7. How much might their life change?

This is often one of the biggest changes in a person’s lifetime. Many seniors view this move as the last one of their lives, and it can cause them to be sad, depressed, or angry. More positive folks see it as a way to unburden their families and feel more secure about receiving the ongoing care they need. Community caregivers are trained to notice and deal with differing attitudes, and you should work with them and with your parent to help them adjust.

Most communities make strong efforts to keep people active and engaged, mentally, physically, and socially in ways that are appropriate for their level of mobility and mental ability. Many seniors find this renewal of peer interaction very rewarding and enjoy productive ways to spend their time. People who are more inward and who don’t enjoy social interaction may feel crowded or put upon.

8. How much might my life change?

Take time out to consider this. Much of your focus is put on your parent. Once you feel assured that they are settled in and well taken care of you should give yourself some time and space to settle in yourself, without guilt. Just as a parent breathes a sigh of relief when their children leave home, and at the same time misses them sorely, allow yourself to go through conflicting emotions. Life will be different for them and different for you, some things you will like and some you won’t. Talk through it. Walk through it. You, your parent, and your family will continue to evolve.

9. How can I make the move easier on them?

Spend the first day, move-in day, with them. Set a realistic expectation about how much time you will be able to spend with them afterward. Help them get to know others in their assisted living community by engaging in structured activities. Take another resident along when you take your parent out for a visit, shopping, or for a meal.

Get them as involved in the decision, and in the move, as they can possibly be:

  • In the choice of where to live.
  • Plan joint advance visits and talk with several residents.
  • Have more than one meal in the communities they prefer.

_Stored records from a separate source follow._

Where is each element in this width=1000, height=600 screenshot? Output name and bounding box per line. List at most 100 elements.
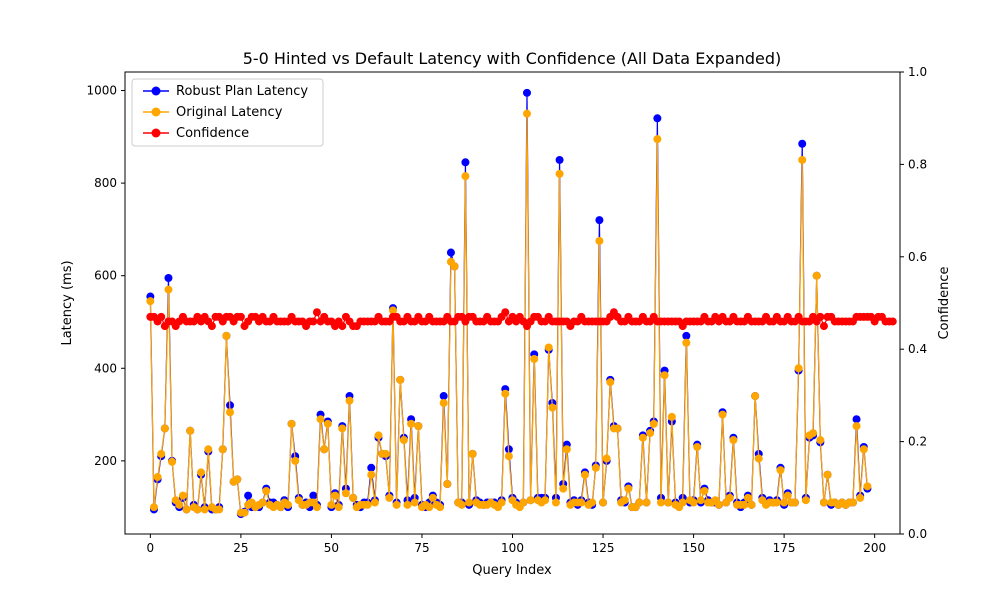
data-point — [403, 500, 412, 509]
data-point — [653, 135, 662, 144]
data-point — [457, 500, 466, 509]
data-point — [660, 371, 669, 380]
data-point — [819, 322, 828, 331]
data-point — [541, 496, 550, 505]
data-point — [168, 457, 177, 466]
data-point — [436, 503, 445, 512]
data-point — [193, 505, 202, 514]
data-point — [638, 433, 647, 442]
legend-label-original: Original Latency — [176, 105, 283, 120]
data-point — [363, 500, 372, 509]
data-point — [700, 486, 709, 495]
data-point — [798, 155, 807, 164]
data-point — [562, 445, 571, 454]
data-point — [635, 498, 644, 507]
data-point — [374, 431, 383, 440]
data-point — [309, 317, 318, 326]
legend-label-robust: Robust Plan Latency — [176, 84, 308, 99]
data-point — [856, 493, 865, 502]
data-point — [624, 484, 633, 493]
data-point — [754, 454, 763, 463]
x-tick-label: 75 — [414, 541, 429, 555]
data-point — [341, 489, 350, 498]
data-point — [345, 396, 354, 405]
data-point — [522, 109, 531, 118]
data-point — [798, 139, 807, 148]
data-point — [794, 364, 803, 373]
data-point — [367, 463, 376, 472]
data-point — [816, 312, 825, 321]
series-1 — [146, 109, 872, 517]
series-2 — [146, 308, 897, 331]
y2-axis-label: Confidence — [937, 266, 952, 339]
x-tick-label: 100 — [501, 541, 524, 555]
x-axis-label: Query Index — [472, 563, 552, 578]
data-point — [852, 415, 861, 424]
data-point — [388, 306, 397, 315]
data-point — [175, 500, 184, 509]
data-point — [226, 408, 235, 417]
data-point — [580, 470, 589, 479]
data-point — [338, 424, 347, 433]
y-tick-label: 200 — [94, 454, 117, 468]
x-tick-label: 50 — [324, 541, 339, 555]
data-point — [392, 500, 401, 509]
data-point — [863, 482, 872, 491]
legend-box — [131, 78, 324, 147]
data-point — [186, 426, 195, 435]
data-point — [783, 491, 792, 500]
data-point — [812, 271, 821, 280]
data-point — [331, 491, 340, 500]
data-point — [240, 508, 249, 517]
data-point — [370, 498, 379, 507]
data-point — [283, 500, 292, 509]
data-point — [291, 456, 300, 465]
data-point — [678, 498, 687, 507]
data-point — [164, 274, 173, 282]
y2-tick-label: 0.6 — [908, 250, 927, 264]
data-point — [428, 493, 437, 502]
data-point — [751, 392, 760, 401]
data-point — [218, 445, 227, 454]
data-point — [682, 338, 691, 347]
data-point — [599, 498, 608, 507]
data-point — [718, 410, 727, 419]
data-point — [667, 412, 676, 421]
data-point — [809, 429, 818, 438]
data-point — [396, 375, 405, 384]
data-point — [653, 114, 662, 123]
data-point — [544, 343, 553, 352]
data-point — [551, 498, 560, 507]
data-point — [689, 498, 698, 507]
data-point — [595, 216, 604, 225]
data-point — [236, 312, 245, 321]
legend-marker-confidence — [151, 128, 161, 138]
data-point — [519, 498, 528, 507]
data-point — [613, 424, 622, 433]
data-point — [501, 308, 510, 317]
data-point — [439, 392, 448, 401]
y2-tick-label: 1.0 — [908, 65, 927, 79]
data-point — [149, 503, 158, 512]
data-point — [178, 491, 187, 500]
data-point — [740, 500, 749, 509]
data-point — [258, 498, 267, 507]
x-tick-label: 0 — [147, 541, 155, 555]
data-point — [338, 322, 347, 331]
data-point — [262, 486, 271, 495]
x-tick-label: 150 — [682, 541, 705, 555]
y2-tick-label: 0.2 — [908, 435, 927, 449]
data-point — [714, 500, 723, 509]
data-point — [497, 498, 506, 507]
y-axis-label: Latency (ms) — [60, 260, 75, 345]
legend: Robust Plan Latency Original Latency Con… — [131, 78, 324, 147]
data-point — [312, 308, 321, 317]
data-point — [664, 498, 673, 507]
data-point — [204, 445, 213, 454]
legend-marker-original — [151, 107, 161, 117]
data-point — [504, 452, 513, 461]
data-point — [790, 498, 799, 507]
data-point — [522, 88, 531, 97]
data-point — [743, 493, 752, 502]
data-point — [244, 491, 253, 500]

Many assisted living communities offer weekend visits to help potential residents make a decision. (Most also offer this as ‘respite care’ to give families a break from care giving, or to see that a parent is cared for if their caregiver children need to go out of town for a limited time.)

10. Where do I turn with problems which may come up

No living arrangement is perfect. There are many frightening stories out there, and many heartwarming ones as well. My experience is that most people serving the needs of seniors are dedicated, hard working, resourceful and caring people. If problems do arise, and if you want to anticipate them, research your parent’s chosen community through a local ombudsperson. These senior advocates inspect and rate communities and know which ones are safe, clean and well managed.